Nous disions hier qu’il était erroné de penser que Louis Jouvet a chanté Et le reste avec Arletty. La confusion était possible. Elle révèle même la force mythique du couple interprété par ces deux comédiens dans l’imaginaire populaire français. Elle vient de cette scène tirée d’un autre film de Marcel Carné (réalisateur la même année du Quai des Brumes) et scénarisé cette fois-ci par Jean Aurenche (1904-1992) et Henri Jeanson (1900-1970) auquel on doit aussi les dialogues de ce film.

Faites l'expérience : dites « Atmosphère… atmosphère ! » à un Français.

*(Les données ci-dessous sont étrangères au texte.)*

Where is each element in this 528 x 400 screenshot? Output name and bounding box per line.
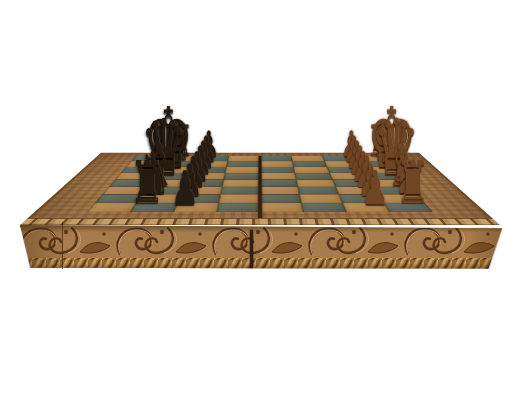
carved-apron	[18, 224, 504, 270]
square[interactable]	[219, 194, 260, 202]
box-left-end	[18, 222, 63, 269]
square[interactable]	[260, 187, 299, 195]
piece-black-pawn[interactable]: ♟	[171, 165, 199, 212]
piece-white-pawn[interactable]: ♟	[361, 165, 389, 212]
scene: ♜♟♟♜♞♟♟♞♝♟♟♝♚♟♟♚♛♟♟♛♝♟♟♝♞♟♟♞♜♟♟♜	[0, 0, 528, 400]
square[interactable]	[260, 180, 298, 187]
square[interactable]	[260, 203, 303, 212]
square[interactable]	[298, 187, 339, 195]
square[interactable]	[221, 187, 260, 195]
apron-fold-seam	[250, 230, 253, 268]
box-right-end	[470, 226, 504, 269]
piece-white-rook[interactable]: ♜	[396, 154, 431, 212]
square[interactable]	[217, 203, 260, 212]
square[interactable]	[299, 194, 342, 202]
square[interactable]	[296, 180, 335, 187]
square[interactable]	[301, 203, 346, 212]
square[interactable]	[222, 180, 260, 187]
fold-seam	[258, 156, 262, 222]
apron-carving-svg	[18, 224, 504, 270]
dentil-border	[20, 218, 500, 225]
square[interactable]	[260, 194, 301, 202]
piece-black-rook[interactable]: ♜	[130, 154, 165, 212]
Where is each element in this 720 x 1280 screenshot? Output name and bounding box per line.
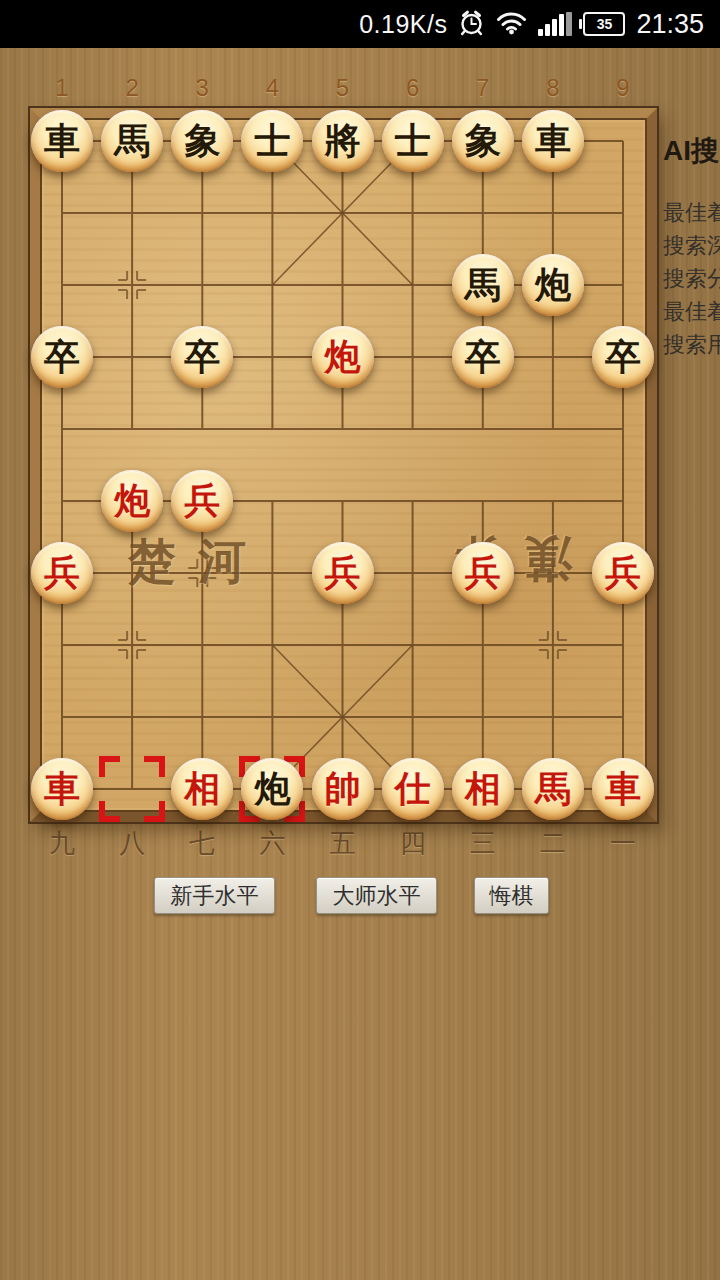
top-col-label-6: 6	[393, 74, 433, 102]
network-speed-text: 0.19K/s	[359, 10, 447, 39]
status-bar: 0.19K/s	[0, 0, 720, 48]
piece-black-士[interactable]: 士	[241, 110, 303, 172]
undo-move-button[interactable]: 悔棋	[474, 877, 549, 914]
piece-black-馬[interactable]: 馬	[452, 254, 514, 316]
piece-red-兵[interactable]: 兵	[592, 542, 654, 604]
piece-red-兵[interactable]: 兵	[452, 542, 514, 604]
bottom-col-label-四: 四	[393, 826, 433, 861]
ai-search-panel-items: 最佳着搜索深搜索分最佳着搜索用	[663, 196, 720, 361]
xiangqi-app-screen: 0.19K/s	[0, 0, 720, 1280]
piece-black-炮[interactable]: 炮	[241, 758, 303, 820]
top-col-label-7: 7	[463, 74, 503, 102]
piece-red-兵[interactable]: 兵	[171, 470, 233, 532]
piece-red-帥[interactable]: 帥	[312, 758, 374, 820]
piece-black-卒[interactable]: 卒	[592, 326, 654, 388]
piece-red-炮[interactable]: 炮	[312, 326, 374, 388]
bottom-col-label-八: 八	[112, 826, 152, 861]
top-col-label-2: 2	[112, 74, 152, 102]
ai-panel-item-1: 搜索深	[663, 229, 720, 262]
ai-panel-item-2: 搜索分	[663, 262, 720, 295]
piece-black-卒[interactable]: 卒	[452, 326, 514, 388]
piece-black-車[interactable]: 車	[31, 110, 93, 172]
piece-black-象[interactable]: 象	[452, 110, 514, 172]
ai-panel-item-4: 搜索用	[663, 328, 720, 361]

Il y a fort à parier qu'il vous réponde « Est-ce que j'ai une gueule d'atmosphère ? ».

carne hotel du nord
(affiche piquée ici)

 

Le film a été tourné en studio mais Alexandre Trauner, le décorateur, a su recréer le Canal Saint-Martin, un quartier de Paris jadis très populaire qui se trouve dans le 10ème arrondissement de Paris et notamment le quai de Jemmapes où se trouve toujours le véritable Hôtel du Nord.

 


Ajoutée le 19 novembre par Roman R

Transcription
On fera attention à l’accent « parigot » d’Arletty qui lui fait prononcer « maeme » au lieu de « même », « atmosphaère » au lieu d’« atmosphère ».

Raymonde – Pourquoi qu'on part pas pour Toulon ? Tu t'incrustes, tu t'incrustes. Ça finira par faire du vilain.

Monsieur Edmond – Et après ?

Raymonde – Oh, t'as pas toujours été aussi fatalitaire [sic].

Monsieur Edmond – Fataliste !

Raymonde – Si tu veux, le résultat est le même... Pourquoi que tu l’as à la caille ? On n’est pas heureux, tous les deux ?

Monsieur Edmond – Non !

Raymonde – T’en es sûr ?

Monsieur Edmond – Oui !

Raymonde – T’aimes pas notre vie ?

Monsieur Edmond – Tu l’aimes, toi, notre vie ?

Raymonde – ‘Faut bien, j’m’y suis habitué. Cocard mis à part, t'es plutôt beau mec. On s’dispute, mais au lit on s’explique et sur l’oreiller, on s’comprend. Alors ?

Monsieur Edmond – Alors : rien. J’en ai assez, tu saisis ? Je m’asphyxie. Tu saisis ? Je m’asphyxie.

Raymonde – À Toulon, y a d’l’air, puisqu’y a la mer ! Tu respireras mieux.

Monsieur Edmond – Partout où on ira ça sentira le pourri.

Raymonde – Allons à l'étranger, aux colonies.

Monsieur Edmond – Avec toi ?

Raymonde – C't'idée !

Monsieur Edmond – Alors ce sera partout pareil. J'ai besoin de changer d'atmosphère, et mon atmosphère, c'est toi...

Raymonde – C'est la première fois qu'on me traite d'atmosphère ! Si j'suis une atmosphère, t'es un drôle de bled ! Oh là là… les types qui sont du milieu sans en être et qui cognent à cause de ce qu'ils ont été, on devrait les vider. Atmosphère… atmosphère ! Est-ce que j'ai une gueule d'atmosphère ? Puisque c'est ça vas-y tout seul à La Varenne… Bonne pêche et bonne atmosphère !

Il est à noter que ces deux films sont les adaptations de romans populistes (dans le bon sens du terme). L’Hôtel du Nord a été écrit par Eugène Dabit (1898-1936) et Le Quai des Brumes a été écrit par Pierre Mac Orlan (1882-1970).